In order for fish sauce to smell edible and pleasant, the fish used to make it have to be very fresh. These fish are usually small enough that they could not provide a good meal on their own. The fish are soaked in sea salt right when they come off the boats, and they are put in special jars that can be used for fermentation. The jars are sealed up to allow the fish to produce juice and sauce.
The jars that the fish go into usually sit in the sun for 9 to 12 months. That allows the fish to fully ferment, similar to the way wine ferments. The jars are periodically opened and left to get direct sunlight, which helps produce a richer, purer fish sauce to use in Filipino recipes. The sauce should be a deep red color when it comes out. Once the jars have fermented long enough, the sauce is drained from them so that only liquid comes out.

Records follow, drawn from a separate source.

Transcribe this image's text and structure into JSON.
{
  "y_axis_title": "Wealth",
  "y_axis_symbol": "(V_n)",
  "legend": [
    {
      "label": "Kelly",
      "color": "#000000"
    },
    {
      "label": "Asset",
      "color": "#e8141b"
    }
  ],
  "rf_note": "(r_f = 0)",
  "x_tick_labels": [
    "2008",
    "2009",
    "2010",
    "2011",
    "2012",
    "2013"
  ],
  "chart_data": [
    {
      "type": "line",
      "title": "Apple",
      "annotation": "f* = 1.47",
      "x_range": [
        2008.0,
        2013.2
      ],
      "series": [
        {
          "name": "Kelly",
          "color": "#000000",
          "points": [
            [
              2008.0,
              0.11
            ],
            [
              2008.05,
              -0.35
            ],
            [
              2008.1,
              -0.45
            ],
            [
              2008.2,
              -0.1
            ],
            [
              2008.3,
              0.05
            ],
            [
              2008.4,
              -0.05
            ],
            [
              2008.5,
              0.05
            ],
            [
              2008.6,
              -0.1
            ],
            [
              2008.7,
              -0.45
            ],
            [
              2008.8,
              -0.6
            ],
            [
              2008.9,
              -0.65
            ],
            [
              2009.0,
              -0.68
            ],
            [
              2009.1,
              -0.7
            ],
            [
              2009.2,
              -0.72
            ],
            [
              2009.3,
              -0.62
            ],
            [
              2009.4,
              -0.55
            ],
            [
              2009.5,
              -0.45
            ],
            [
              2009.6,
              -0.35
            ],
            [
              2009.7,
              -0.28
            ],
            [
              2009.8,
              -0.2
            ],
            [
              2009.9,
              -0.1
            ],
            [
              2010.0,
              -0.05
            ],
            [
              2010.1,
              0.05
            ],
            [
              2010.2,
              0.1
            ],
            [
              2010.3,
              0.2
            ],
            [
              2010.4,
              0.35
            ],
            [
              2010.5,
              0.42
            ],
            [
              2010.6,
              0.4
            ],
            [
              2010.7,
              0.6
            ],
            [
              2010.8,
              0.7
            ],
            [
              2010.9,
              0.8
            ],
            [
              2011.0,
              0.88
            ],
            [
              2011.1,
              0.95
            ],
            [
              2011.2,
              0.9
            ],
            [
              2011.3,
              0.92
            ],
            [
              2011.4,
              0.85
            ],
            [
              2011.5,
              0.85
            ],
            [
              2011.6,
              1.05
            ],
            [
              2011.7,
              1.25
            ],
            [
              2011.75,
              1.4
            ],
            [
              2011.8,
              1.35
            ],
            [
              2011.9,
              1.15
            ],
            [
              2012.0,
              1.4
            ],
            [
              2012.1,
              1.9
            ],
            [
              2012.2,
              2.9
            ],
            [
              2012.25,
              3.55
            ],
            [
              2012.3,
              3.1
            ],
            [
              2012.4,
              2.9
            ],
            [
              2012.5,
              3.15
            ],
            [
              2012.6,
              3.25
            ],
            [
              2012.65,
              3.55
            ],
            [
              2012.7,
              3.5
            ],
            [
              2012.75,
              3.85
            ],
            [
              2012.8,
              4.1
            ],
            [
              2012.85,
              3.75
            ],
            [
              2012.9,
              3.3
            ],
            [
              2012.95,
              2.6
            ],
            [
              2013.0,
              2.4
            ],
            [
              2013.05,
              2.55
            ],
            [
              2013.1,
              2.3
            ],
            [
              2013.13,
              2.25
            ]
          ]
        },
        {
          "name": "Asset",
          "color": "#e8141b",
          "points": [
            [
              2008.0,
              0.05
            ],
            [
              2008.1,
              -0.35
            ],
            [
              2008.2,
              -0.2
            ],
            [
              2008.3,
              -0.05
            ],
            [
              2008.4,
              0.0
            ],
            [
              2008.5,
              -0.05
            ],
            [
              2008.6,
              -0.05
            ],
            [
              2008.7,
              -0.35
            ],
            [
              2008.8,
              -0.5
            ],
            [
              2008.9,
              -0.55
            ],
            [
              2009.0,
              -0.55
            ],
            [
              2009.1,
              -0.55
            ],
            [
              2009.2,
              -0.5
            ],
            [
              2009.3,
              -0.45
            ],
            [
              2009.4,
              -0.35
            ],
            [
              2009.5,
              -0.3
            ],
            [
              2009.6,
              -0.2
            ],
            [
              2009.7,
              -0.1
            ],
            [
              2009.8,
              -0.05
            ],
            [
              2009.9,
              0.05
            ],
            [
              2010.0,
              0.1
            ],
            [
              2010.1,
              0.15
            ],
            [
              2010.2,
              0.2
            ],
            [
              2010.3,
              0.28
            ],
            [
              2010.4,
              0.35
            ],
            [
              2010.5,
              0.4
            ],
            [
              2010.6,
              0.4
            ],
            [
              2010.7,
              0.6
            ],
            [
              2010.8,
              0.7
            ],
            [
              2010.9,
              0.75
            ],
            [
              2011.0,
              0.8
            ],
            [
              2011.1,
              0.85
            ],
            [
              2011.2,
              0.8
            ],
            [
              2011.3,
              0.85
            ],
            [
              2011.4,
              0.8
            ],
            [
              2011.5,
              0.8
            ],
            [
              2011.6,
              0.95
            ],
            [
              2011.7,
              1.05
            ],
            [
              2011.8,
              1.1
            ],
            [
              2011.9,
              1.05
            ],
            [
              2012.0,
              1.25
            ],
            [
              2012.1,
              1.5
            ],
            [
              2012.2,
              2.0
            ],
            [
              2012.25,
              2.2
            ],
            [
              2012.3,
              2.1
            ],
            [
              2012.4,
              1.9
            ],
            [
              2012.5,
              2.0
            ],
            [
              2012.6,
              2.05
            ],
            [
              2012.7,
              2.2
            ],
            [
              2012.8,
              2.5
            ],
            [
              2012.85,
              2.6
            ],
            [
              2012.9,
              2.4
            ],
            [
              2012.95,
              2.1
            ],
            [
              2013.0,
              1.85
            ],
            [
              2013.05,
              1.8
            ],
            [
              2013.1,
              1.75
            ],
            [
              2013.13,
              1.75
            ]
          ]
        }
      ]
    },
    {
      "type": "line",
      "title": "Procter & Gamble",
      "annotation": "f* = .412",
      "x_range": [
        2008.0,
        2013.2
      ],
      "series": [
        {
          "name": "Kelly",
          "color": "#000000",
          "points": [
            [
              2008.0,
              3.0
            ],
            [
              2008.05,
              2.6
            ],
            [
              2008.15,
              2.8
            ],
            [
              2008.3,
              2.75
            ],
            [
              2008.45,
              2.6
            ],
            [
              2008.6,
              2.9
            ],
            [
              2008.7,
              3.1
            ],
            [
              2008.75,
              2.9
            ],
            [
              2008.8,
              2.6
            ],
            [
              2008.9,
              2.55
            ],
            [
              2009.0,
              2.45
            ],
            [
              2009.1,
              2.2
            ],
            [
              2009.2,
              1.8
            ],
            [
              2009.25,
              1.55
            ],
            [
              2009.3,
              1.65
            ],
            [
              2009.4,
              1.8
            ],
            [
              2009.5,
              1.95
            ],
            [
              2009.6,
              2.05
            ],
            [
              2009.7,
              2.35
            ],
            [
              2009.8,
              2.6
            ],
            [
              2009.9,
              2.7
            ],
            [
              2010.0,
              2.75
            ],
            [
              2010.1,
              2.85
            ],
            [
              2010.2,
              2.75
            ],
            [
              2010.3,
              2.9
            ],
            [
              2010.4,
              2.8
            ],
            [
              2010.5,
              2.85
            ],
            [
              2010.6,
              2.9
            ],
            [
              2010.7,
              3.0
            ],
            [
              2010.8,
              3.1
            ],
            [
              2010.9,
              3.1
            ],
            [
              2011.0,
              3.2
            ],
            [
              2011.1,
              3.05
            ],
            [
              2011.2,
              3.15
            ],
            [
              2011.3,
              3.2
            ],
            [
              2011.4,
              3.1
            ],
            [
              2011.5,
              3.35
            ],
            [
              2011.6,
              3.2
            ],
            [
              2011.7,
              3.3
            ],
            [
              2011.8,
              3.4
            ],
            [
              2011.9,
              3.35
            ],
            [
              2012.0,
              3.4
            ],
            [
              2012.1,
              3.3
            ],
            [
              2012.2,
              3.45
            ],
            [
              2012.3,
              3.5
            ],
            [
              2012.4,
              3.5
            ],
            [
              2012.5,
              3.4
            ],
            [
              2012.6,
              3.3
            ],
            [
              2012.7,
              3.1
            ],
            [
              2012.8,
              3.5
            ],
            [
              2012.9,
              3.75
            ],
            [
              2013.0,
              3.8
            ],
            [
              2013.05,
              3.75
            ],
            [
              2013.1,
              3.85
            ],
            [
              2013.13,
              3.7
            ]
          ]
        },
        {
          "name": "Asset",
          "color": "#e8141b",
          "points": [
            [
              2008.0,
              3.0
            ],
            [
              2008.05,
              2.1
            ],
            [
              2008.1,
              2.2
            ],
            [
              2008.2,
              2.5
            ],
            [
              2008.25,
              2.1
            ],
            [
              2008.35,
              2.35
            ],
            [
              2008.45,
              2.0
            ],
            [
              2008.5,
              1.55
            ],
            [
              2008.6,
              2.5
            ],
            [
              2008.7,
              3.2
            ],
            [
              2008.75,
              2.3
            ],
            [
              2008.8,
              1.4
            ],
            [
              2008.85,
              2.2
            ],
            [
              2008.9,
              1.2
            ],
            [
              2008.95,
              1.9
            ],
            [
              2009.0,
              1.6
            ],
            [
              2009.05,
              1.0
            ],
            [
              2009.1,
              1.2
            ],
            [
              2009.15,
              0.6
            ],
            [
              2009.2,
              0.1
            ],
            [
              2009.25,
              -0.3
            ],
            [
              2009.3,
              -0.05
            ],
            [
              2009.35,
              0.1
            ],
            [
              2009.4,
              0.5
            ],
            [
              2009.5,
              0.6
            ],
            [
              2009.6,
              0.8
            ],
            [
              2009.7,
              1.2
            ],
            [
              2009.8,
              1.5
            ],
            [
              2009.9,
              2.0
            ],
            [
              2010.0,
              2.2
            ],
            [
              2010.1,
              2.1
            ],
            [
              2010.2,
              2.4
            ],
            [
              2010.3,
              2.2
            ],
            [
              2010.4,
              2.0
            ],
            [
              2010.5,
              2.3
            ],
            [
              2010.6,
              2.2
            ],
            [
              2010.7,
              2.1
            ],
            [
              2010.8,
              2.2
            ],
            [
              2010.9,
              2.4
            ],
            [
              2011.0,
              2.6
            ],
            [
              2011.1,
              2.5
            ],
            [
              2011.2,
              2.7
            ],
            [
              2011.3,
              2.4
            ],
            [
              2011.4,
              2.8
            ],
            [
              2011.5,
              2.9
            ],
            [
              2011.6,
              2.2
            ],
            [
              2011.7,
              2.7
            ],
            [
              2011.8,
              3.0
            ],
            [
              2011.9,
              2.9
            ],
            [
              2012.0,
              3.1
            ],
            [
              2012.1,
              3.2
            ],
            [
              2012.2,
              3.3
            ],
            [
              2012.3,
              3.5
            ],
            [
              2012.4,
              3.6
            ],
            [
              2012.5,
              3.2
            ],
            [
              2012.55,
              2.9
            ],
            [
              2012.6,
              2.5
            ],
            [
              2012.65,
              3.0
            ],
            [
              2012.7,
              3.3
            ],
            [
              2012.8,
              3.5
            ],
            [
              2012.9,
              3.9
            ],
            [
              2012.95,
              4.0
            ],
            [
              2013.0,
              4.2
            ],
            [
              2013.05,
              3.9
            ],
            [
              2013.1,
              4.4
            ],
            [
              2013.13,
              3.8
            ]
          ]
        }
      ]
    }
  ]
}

Some grades of fish sauce are left out for shorter amounts of time in order to increase production. These sauces tend to be less expensive and less rich in flavor. You can try some of the different sauces we have on the site to see what you like.
Now that you know how fish sauce is made, you can have a greater appreciation for the work and time that goes into creating just one bottle of sauce for you to use at home. Test this sauce out in different recipes and see what it could do for you.